The temporal proximity of the illegal detention and the photography was fairly close: 3 a. m. until some uncertain hour in the more illumined morning. Key factors, however, did intervene. The officer who had stopped at the car subsequently received a radio transmission telling of suspected nearby smuggling. More critically, the police superior returned from the beach and inferred appellant's lookout role from the fact of the two radios. Cf. Johnson v. Louisiana, 406 U.S. 356, 365, 92 S.Ct. 1620, 1626, 32 L.Ed.2d 152 (1972) (despite the fact that the only intervening factor subsequent to an arguably illegal arrest was not additional evidence but a detention to await appearance before a committing magistrate, held, any deficiency in the initial arrest was cured), cited in Brown, 422 U.S. at 604, 95 S.Ct. at 2262. Probable cause to suspect that the car had been involved in criminal activity thus had been established from independent events after the illegal detention and before the photograph was taken. Compare United States v. Chamberlin, 644 F.2d 1262 at 1268-1269, (9th Cir. 1980) (illegal arrest itself significantly directed the investigation to the evidence in question).
Finally the police conduct here is more innocuous than damning. Appellant was seized in what resembles more a good faith if mistaken exercise of otherwise legitimate police investigation, see United States v. Kilgen, 445 F.2d 287, 289 (5th Cir. 1971), cited in Brown, 422 U.S. at 604 n.9, 95 S.Ct. at 2262 n.9, than a "flagrantly illegal", United States v. Edmons, 432 F.2d 577, 584 (2d Cir. 1970), cited in Brown, 422 U.S. at 604 n.9, 95 S.Ct. at 2262 n.9, or "deliberate misuse of arrest". United States ex rel.
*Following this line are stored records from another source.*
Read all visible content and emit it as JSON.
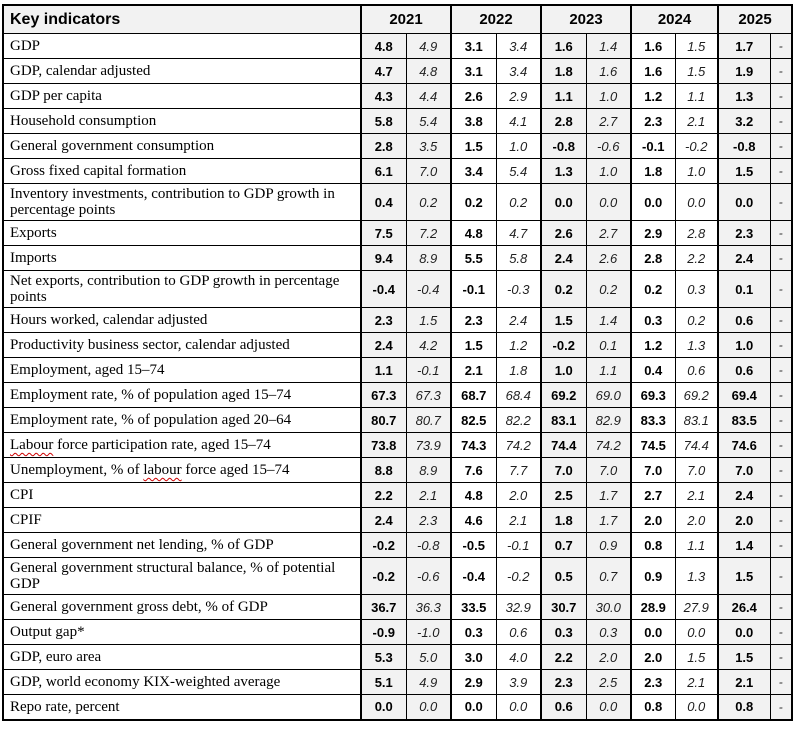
{
  "header": {
    "label": "Key indicators",
    "years": [
      "2021",
      "2022",
      "2023",
      "2024",
      "2025"
    ]
  },
  "dash": "-",
  "colors": {
    "shade": "#f2f2f2",
    "border": "#000000",
    "spellcheck_underline": "#cc0000"
  },
  "rows": [
    {
      "label": "GDP",
      "values": [
        "4.8",
        "4.9",
        "3.1",
        "3.4",
        "1.6",
        "1.4",
        "1.6",
        "1.5",
        "1.7"
      ]
    },
    {
      "label": "GDP, calendar adjusted",
      "values": [
        "4.7",
        "4.8",
        "3.1",
        "3.4",
        "1.8",
        "1.6",
        "1.6",
        "1.5",
        "1.9"
      ]
    },
    {
      "label": "GDP per capita",
      "values": [
        "4.3",
        "4.4",
        "2.6",
        "2.9",
        "1.1",
        "1.0",
        "1.2",
        "1.1",
        "1.3"
      ]
    },
    {
      "label": "Household consumption",
      "values": [
        "5.8",
        "5.4",
        "3.8",
        "4.1",
        "2.8",
        "2.7",
        "2.3",
        "2.1",
        "3.2"
      ]
    },
    {
      "label": "General government consumption",
      "values": [
        "2.8",
        "3.5",
        "1.5",
        "1.0",
        "-0.8",
        "-0.6",
        "-0.1",
        "-0.2",
        "-0.8"
      ]
    },
    {
      "label": "Gross fixed capital formation",
      "values": [
        "6.1",
        "7.0",
        "3.4",
        "5.4",
        "1.3",
        "1.0",
        "1.8",
        "1.0",
        "1.5"
      ]
    },
    {
      "label": "Inventory investments, contribution to GDP growth in percentage points",
      "values": [
        "0.4",
        "0.2",
        "0.2",
        "0.2",
        "0.0",
        "0.0",
        "0.0",
        "0.0",
        "0.0"
      ]
    },
    {
      "label": "Exports",
      "values": [
        "7.5",
        "7.2",
        "4.8",
        "4.7",
        "2.6",
        "2.7",
        "2.9",
        "2.8",
        "2.3"
      ]
    },
    {
      "label": "Imports",
      "values": [
        "9.4",
        "8.9",
        "5.5",
        "5.8",
        "2.4",
        "2.6",
        "2.8",
        "2.2",
        "2.4"
      ]
    },
    {
      "label": "Net exports, contribution to GDP growth in percentage points",
      "values": [
        "-0.4",
        "-0.4",
        "-0.1",
        "-0.3",
        "0.2",
        "0.2",
        "0.2",
        "0.3",
        "0.1"
      ]
    },
    {
      "label": "Hours worked, calendar adjusted",
      "values": [
        "2.3",
        "1.5",
        "2.3",
        "2.4",
        "1.5",
        "1.4",
        "0.3",
        "0.2",
        "0.6"
      ]
    },
    {
      "label": "Productivity business sector, calendar adjusted",
      "values": [
        "2.4",
        "4.2",
        "1.5",
        "1.2",
        "-0.2",
        "0.1",
        "1.2",
        "1.3",
        "1.0"
      ]
    },
    {
      "label": "Employment, aged 15–74",
      "values": [
        "1.1",
        "-0.1",
        "2.1",
        "1.8",
        "1.0",
        "1.1",
        "0.4",
        "0.6",
        "0.6"
      ]
    },
    {
      "label": "Employment rate, % of population aged 15–74",
      "values": [
        "67.3",
        "67.3",
        "68.7",
        "68.4",
        "69.2",
        "69.0",
        "69.3",
        "69.2",
        "69.4"
      ]
    },
    {
      "label": "Employment rate, % of population aged 20–64",
      "values": [
        "80.7",
        "80.7",
        "82.5",
        "82.2",
        "83.1",
        "82.9",
        "83.3",
        "83.1",
        "83.5"
      ]
    },
    {
      "label": "Labour force participation rate, aged 15–74",
      "misspelled": [
        "Labour"
      ],
      "values": [
        "73.8",
        "73.9",
        "74.3",
        "74.2",
        "74.4",
        "74.2",
        "74.5",
        "74.4",
        "74.6"
      ]
    },
    {
      "label": "Unemployment, % of labour force aged 15–74",
      "misspelled": [
        "labour"
      ],
      "values": [
        "8.8",
        "8.9",
        "7.6",
        "7.7",
        "7.0",
        "7.0",
        "7.0",
        "7.0",
        "7.0"
      ]
    },
    {
      "label": "CPI",
      "values": [
        "2.2",
        "2.1",
        "4.8",
        "2.0",
        "2.5",
        "1.7",
        "2.7",
        "2.1",
        "2.4"
      ]
    },
    {
      "label": "CPIF",
      "values": [
        "2.4",
        "2.3",
        "4.6",
        "2.1",
        "1.8",
        "1.7",
        "2.0",
        "2.0",
        "2.0"
      ]
    },
    {
      "label": "General government net lending, % of GDP",
      "values": [
        "-0.2",
        "-0.8",
        "-0.5",
        "-0.1",
        "0.7",
        "0.9",
        "0.8",
        "1.1",
        "1.4"
      ]
    },
    {
      "label": "General government structural balance, % of potential GDP",
      "values": [
        "-0.2",
        "-0.6",
        "-0.4",
        "-0.2",
        "0.5",
        "0.7",
        "0.9",
        "1.3",
        "1.5"
      ]
    },
    {
      "label": "General government gross debt, % of GDP",
      "values": [
        "36.7",
        "36.3",
        "33.5",
        "32.9",
        "30.7",
        "30.0",
        "28.9",
        "27.9",
        "26.4"
      ]
    },
    {
      "label": "Output gap*",
      "values": [
        "-0.9",
        "-1.0",
        "0.3",
        "0.6",
        "0.3",
        "0.3",
        "0.0",
        "0.0",
        "0.0"
      ]
    },
    {
      "label": "GDP, euro area",
      "values": [
        "5.3",
        "5.0",
        "3.0",
        "4.0",
        "2.2",
        "2.0",
        "2.0",
        "1.5",
        "1.5"
      ]
    },
    {
      "label": "GDP, world economy KIX-weighted average",
      "values": [
        "5.1",
        "4.9",
        "2.9",
        "3.9",
        "2.3",
        "2.5",
        "2.3",
        "2.1",
        "2.1"
      ]
    },
    {
      "label": "Repo rate, percent",
      "values": [
        "0.0",
        "0.0",
        "0.0",
        "0.0",
        "0.6",
        "0.0",
        "0.8",
        "0.0",
        "0.8"
      ]
    }
  ]
}
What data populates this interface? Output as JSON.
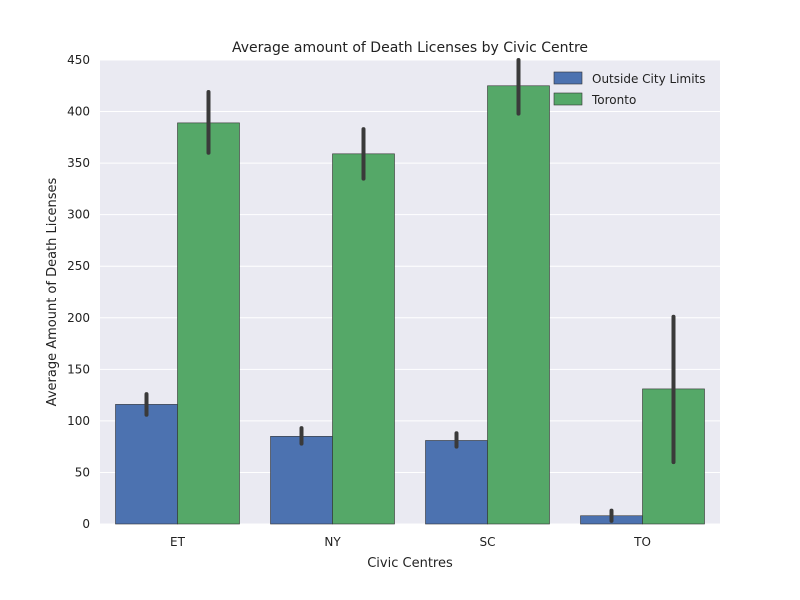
{
  "chart_data": {
    "type": "bar",
    "title": "Average amount of Death Licenses by Civic Centre",
    "xlabel": "Civic Centres",
    "ylabel": "Average Amount of Death Licenses",
    "categories": [
      "ET",
      "NY",
      "SC",
      "TO"
    ],
    "ylim": [
      0,
      450
    ],
    "yticks": [
      "0",
      "50",
      "100",
      "150",
      "200",
      "250",
      "300",
      "350",
      "400",
      "450"
    ],
    "grid": true,
    "legend_position": "top-right",
    "series": [
      {
        "name": "Outside City Limits",
        "color": "#4c72b0",
        "values": [
          116,
          85,
          81,
          8
        ],
        "error_low": [
          106,
          78,
          75,
          3
        ],
        "error_high": [
          126,
          93,
          88,
          13
        ]
      },
      {
        "name": "Toronto",
        "color": "#55a868",
        "values": [
          389,
          359,
          425,
          131
        ],
        "error_low": [
          360,
          335,
          398,
          60
        ],
        "error_high": [
          419,
          383,
          450,
          201
        ]
      }
    ]
  }
}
Gockley v. Myers, 450 F.2d 232, 236 (3d Cir. 1971), cert. denied, 404 U.S. 1063, 92 S.Ct. 738, 30 L.Ed.2d 752 (1972), cited in Brown, 422 U.S. at 604 n.9, 95 S.Ct. at 2262 n.9. On this balance of factors we hold that the photograph was not a "fruit" of the illegal detention. It therefore was not error for the district court to admit it into evidence.
Appellant claims a second error in his trial because the district judge advised the jury to rely on its memory instead of giving it testimony it had requested during deliberation. This is an area within the sound discretion of the trial judge. United States v. Almonte, 594 F.2d 261, 265 (1st Cir. 1979). We see no abuse of that discretion when the court expressed to counsel its reasonable fear of unbalanced testimonial emphasis, gave the jury reasonable advice, and told it that "(i)f (it had) further difficulties or if this reply is inadequate and (it) would like further clarification, please communicate with (the judge) again."